彼は私の周りを取り囲む書類を見て眉を顰める。
「…まだ終わんねえのか」
「……申し訳ありません」
咎められているものと思い、慌てて作業を再開しようとした…のだが。
「ぶっ」
顔面に何かが飛んできた。デスクの上にぽすん、と音を立てて落ちたそれは、柔らかなクッションだった。えっ、痛ッ。普通に痛いんですけど…。こんな柔らかそうなクッションなのにすごく痛いんですけど。
「…カスが、退け」
「え、あ…はい、すみません」
ここは一応私のために与えられた部屋のはずだが、ザンザス様が言うのだから仕方がない。まだ終わっていない書類をかき集めて立ち上がった。
「ちげえ」
「ぶっ」
またクッションが飛んできた。やっぱり痛かった。思わず書類を置いて鼻の頭を押さえると、不意に体が浮いた。いつの間にか近くに来たザンザス様が私の襟首を掴んで持ち上げたのだ。
「えっ…うわッ!? …ぶっ」
そしてそのまま勢いよく投げ飛ばされる。落ちた先は一応柔らかいソファの上だったけれど、追い打ちのようにクッションが顔面に飛んできた。
「フン」
ザンザス様は嘲るように鼻を鳴らすと、私が座っていた椅子に座り、まだ手を付けていない書類を手に取った。一瞬固まってしまったが、彼が何をしようとしているのか気付いて、慌ててソファから立ち上がった。

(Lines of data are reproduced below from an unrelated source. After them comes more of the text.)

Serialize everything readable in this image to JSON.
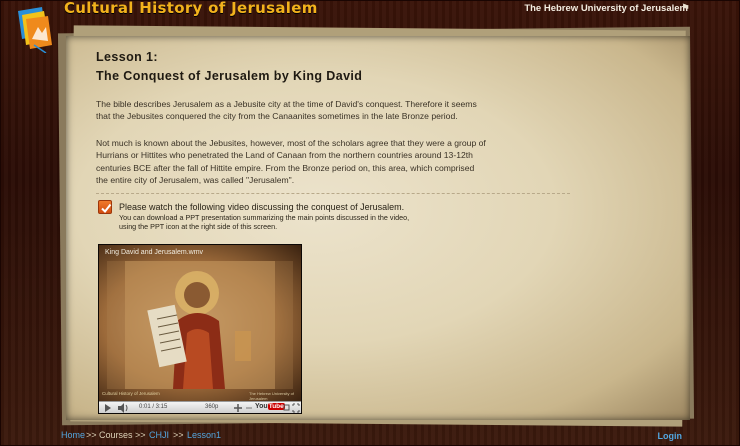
{
  "header": {
    "site_title": "Cultural History of Jerusalem",
    "university": "The Hebrew University of Jerusalem"
  },
  "lesson": {
    "number": "Lesson 1:",
    "title": "The Conquest of Jerusalem by King David",
    "paragraph1_line1": "The bible describes Jerusalem as a Jebusite city at the time of David's conquest. Therefore it seems",
    "paragraph1_line2": "that the Jebusites conquered the city from the Canaanites sometimes in the late Bronze period.",
    "paragraph2_line1": "Not much is known about the Jebusites, however, most of the scholars agree that they  were a group of",
    "paragraph2_line2": "Hurrians or Hittites who penetrated the Land of Canaan from the northern countries around 13-12th",
    "paragraph2_line3": "centuries BCE after the fall of Hittite empire. From the Bronze period on, this area, which comprised",
    "paragraph2_line4": "the entire city of Jerusalem, was called \"Jerusalem\".",
    "video_note": "Please watch the following video discussing the conquest of Jerusalem.",
    "video_sub1": "You can download a PPT presentation summarizing the main points discussed in the video,",
    "video_sub2": "using the PPT icon at the right side of this screen."
  },
  "video": {
    "name": "King David and Jerusalem.wmv",
    "caption_left": "Cultural History of Jerusalem",
    "caption_right": "The Hebrew University of Jerusalem",
    "time": "0:01 / 3:15",
    "quality": "360p",
    "brand_you": "You",
    "brand_tube": "Tube"
  },
  "footer": {
    "breadcrumb": [
      {
        "label": "Home",
        "link": true
      },
      {
        "label": ">> Courses >>",
        "link": false
      },
      {
        "label": "CHJI",
        "link": true
      },
      {
        "label": ">>",
        "link": false
      },
      {
        "label": "Lesson1",
        "link": true
      }
    ],
    "login": "Login"
  },
  "colors": {
    "title_gold": "#f2b21c",
    "link_blue": "#52a6df",
    "checkbox_orange": "#e8621e"
  }
}
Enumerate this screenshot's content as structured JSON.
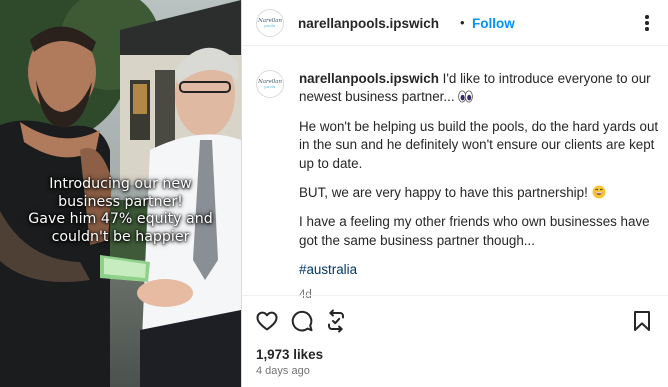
{
  "photo": {
    "overlay_lines": [
      "Introducing our new",
      "business partner!",
      "Gave him 47% equity and",
      "couldn't be happier"
    ]
  },
  "header": {
    "avatar_text_top": "Narellan",
    "avatar_text_bottom": "pools",
    "username": "narellanpools.ipswich",
    "separator": "•",
    "follow_label": "Follow"
  },
  "caption": {
    "username": "narellanpools.ipswich",
    "line1": "I'd like to introduce everyone to our newest business partner...",
    "para2": "He won't be helping us build the pools, do the hard yards out in the sun and he definitely won't ensure our clients are kept up to date.",
    "para3": "BUT, we are very happy to have this partnership!",
    "para4": "I have a feeling my other friends who own businesses have got the same business partner though...",
    "hashtag": "#australia",
    "age": "4d"
  },
  "footer": {
    "likes": "1,973 likes",
    "posted": "4 days ago"
  },
  "icons": {
    "eyes": "eyes-emoji",
    "smile": "grinning-emoji",
    "like": "heart-icon",
    "comment": "comment-icon",
    "share": "repost-icon",
    "save": "bookmark-icon",
    "more": "more-options-icon"
  },
  "colors": {
    "link_blue": "#0095f6",
    "hashtag": "#00376b",
    "secondary_text": "#737373"
  }
}
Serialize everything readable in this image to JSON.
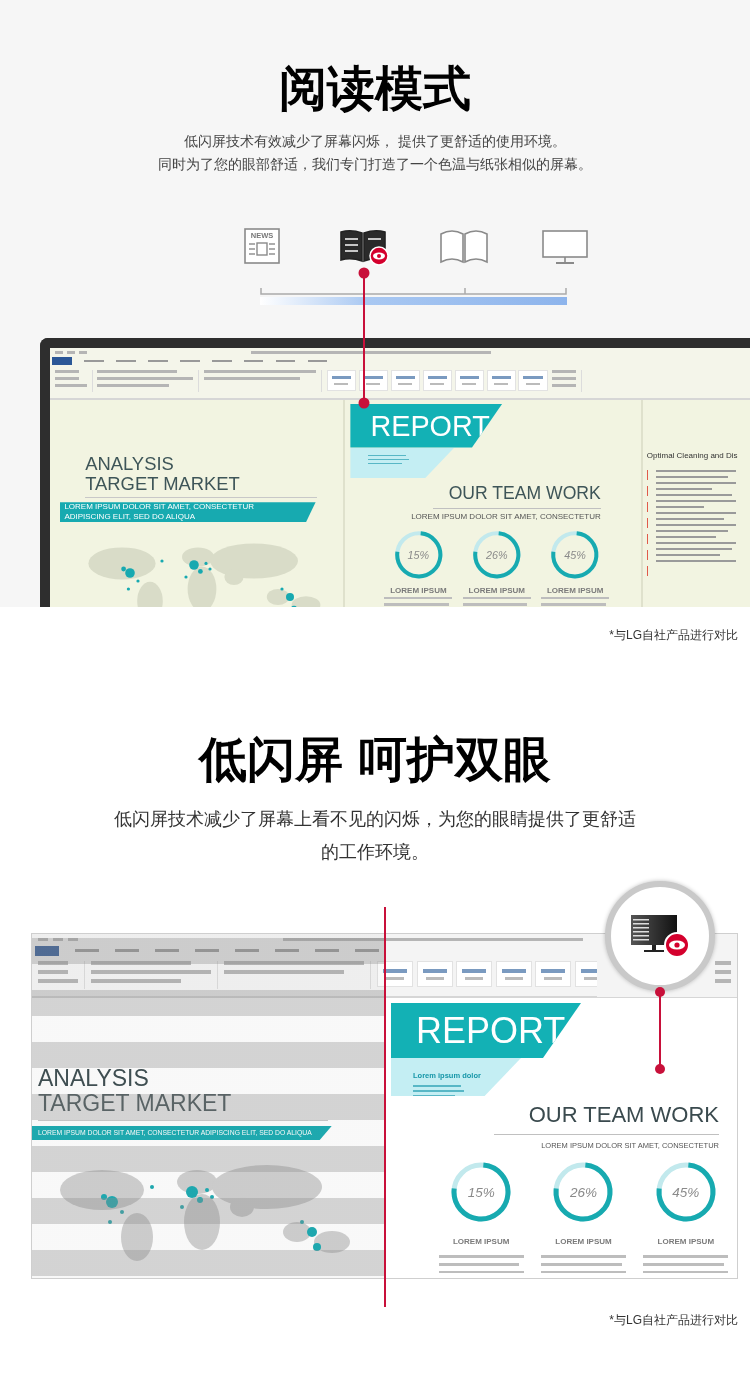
{
  "reading_mode": {
    "title": "阅读模式",
    "description": [
      "低闪屏技术有效减少了屏幕闪烁， 提供了更舒适的使用环境。",
      "同时为了您的眼部舒适，我们专门打造了一个色温与纸张相似的屏幕。"
    ],
    "modes": [
      {
        "kind": "newspaper",
        "label": "NEWS",
        "selected": false
      },
      {
        "kind": "ebook",
        "selected": true
      },
      {
        "kind": "book",
        "selected": false
      },
      {
        "kind": "monitor",
        "selected": false
      }
    ],
    "screen": {
      "kind": "monitor",
      "analysis": {
        "title_lines": [
          "ANALYSIS",
          "TARGET MARKET"
        ],
        "banner": "LOREM IPSUM DOLOR SIT AMET, CONSECTETUR ADIPISCING ELIT, SED DO ALIQUA"
      },
      "report": {
        "title": "REPORT",
        "heading": "OUR TEAM WORK",
        "subheading": "LOREM IPSUM DOLOR SIT AMET, CONSECTETUR",
        "stats": [
          {
            "value": "15%",
            "label": "LOREM IPSUM"
          },
          {
            "value": "26%",
            "label": "LOREM IPSUM"
          },
          {
            "value": "45%",
            "label": "LOREM IPSUM"
          }
        ]
      },
      "side_page": {
        "heading": "Optimal Cleaning and Dis"
      }
    },
    "footnote": "*与LG自社产品进行对比"
  },
  "low_flicker": {
    "title": "低闪屏 呵护双眼",
    "description": [
      "低闪屏技术减少了屏幕上看不见的闪烁，为您的眼睛提供了更舒适的工作环境。"
    ],
    "screen": {
      "kind": "flicker",
      "analysis": {
        "title_lines": [
          "ANALYSIS",
          "TARGET MARKET"
        ],
        "banner": "LOREM IPSUM DOLOR SIT AMET, CONSECTETUR ADIPISCING ELIT, SED DO ALIQUA"
      },
      "report": {
        "title": "REPORT",
        "note": "Lorem ipsum dolor",
        "heading": "OUR TEAM WORK",
        "subheading": "LOREM IPSUM DOLOR SIT AMET, CONSECTETUR",
        "stats": [
          {
            "value": "15%",
            "label": "LOREM IPSUM"
          },
          {
            "value": "26%",
            "label": "LOREM IPSUM"
          },
          {
            "value": "45%",
            "label": "LOREM IPSUM"
          }
        ]
      }
    },
    "footnote": "*与LG自社产品进行对比"
  }
}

「ざ、ザンザス様! お止め下さい、それは私の仕事で…」
「カスに任せていたら夜が明ける」
「……」
さすがにそこまで遅くはならない。一瞬ムッとしたが、彼のような有能な人間からしたら、私の作業スピードなど亀のように思えるのだろう。
「…分かりました。夜が明けるまでには終わらせますから、」
「そもそも元は他のドカスどもの仕事だろうが」
「……ええ、まあ…それはそうですが…」
その「ドカスども」が中々やらないので私が来たんですよ。
何を言ってもなかなか退いてくれなさそうなので、仕方なく立ったまま書類を手に取った。「さわんな」「ぶっ」またクッションが飛んできた。しかも至近距離だったのでさっきより痛かった。
「カスが一人で何でもかんでもやろうとしてんじゃねぇ。長時間やったところで作業効率が悪くなるだけだろうが」
「……」
「テメェはまず人に頼ることを覚えろ。それまで書類にはさわらせねえ」
そう言いつつ、ザンザス様はちゃっちゃと書類をさばいている。残りはもう少ない。
人に、頼れと。そう言われたって。
……だって、迷惑なんてかけられない。人並みの私が、あなたたちの中でやっていくためには、一人で頑張るしかないんだ。
「迷惑かどうか決めるのはテメェじゃねえ」
まるで心を読んだみたいに、ザンザス様が言った。
「カスのやる仕事が、オレの迷惑になれるとでも思ってんのか」
「……」
いつの間にか、書類は片付いていた。会話の片手間に、ザンザス様がすべて処理してしまったのだ。
「次、書類がたまったらオレの所に持って来い。一人で片づけようとしたら殺す」
「……」
「おいカス聞いてんのか」
「ぶっ」
またクッションが飛んできた。今どっからクッション出したこの人。
鼻を押さえて首を傾げたところで、唐突に気が付いた。……そうか、ザンザス様は。
「……はは、」
「…何を笑ってやがる」
「いえ…わかりました。ありがとうございます」
不思議だったのだ。この人の周りに何故人が集まるのか。私はずっと彼が怖いと思っていたから。
だけど、今分かった。この人は、私とは違うけれど、同じ不器用なのだ。不器用で、優しい。
先ほどまであった劣等感だとかそんなものが、いつの間にか消えていた。
私が一人で無理をする必要はないのだ。手を差し伸べてくれる人がいるときは、素直に甘えたっていいのかもしれない。
いくらか、気が楽になった。この超人だらけの場所でも、上手くやっていける気がした。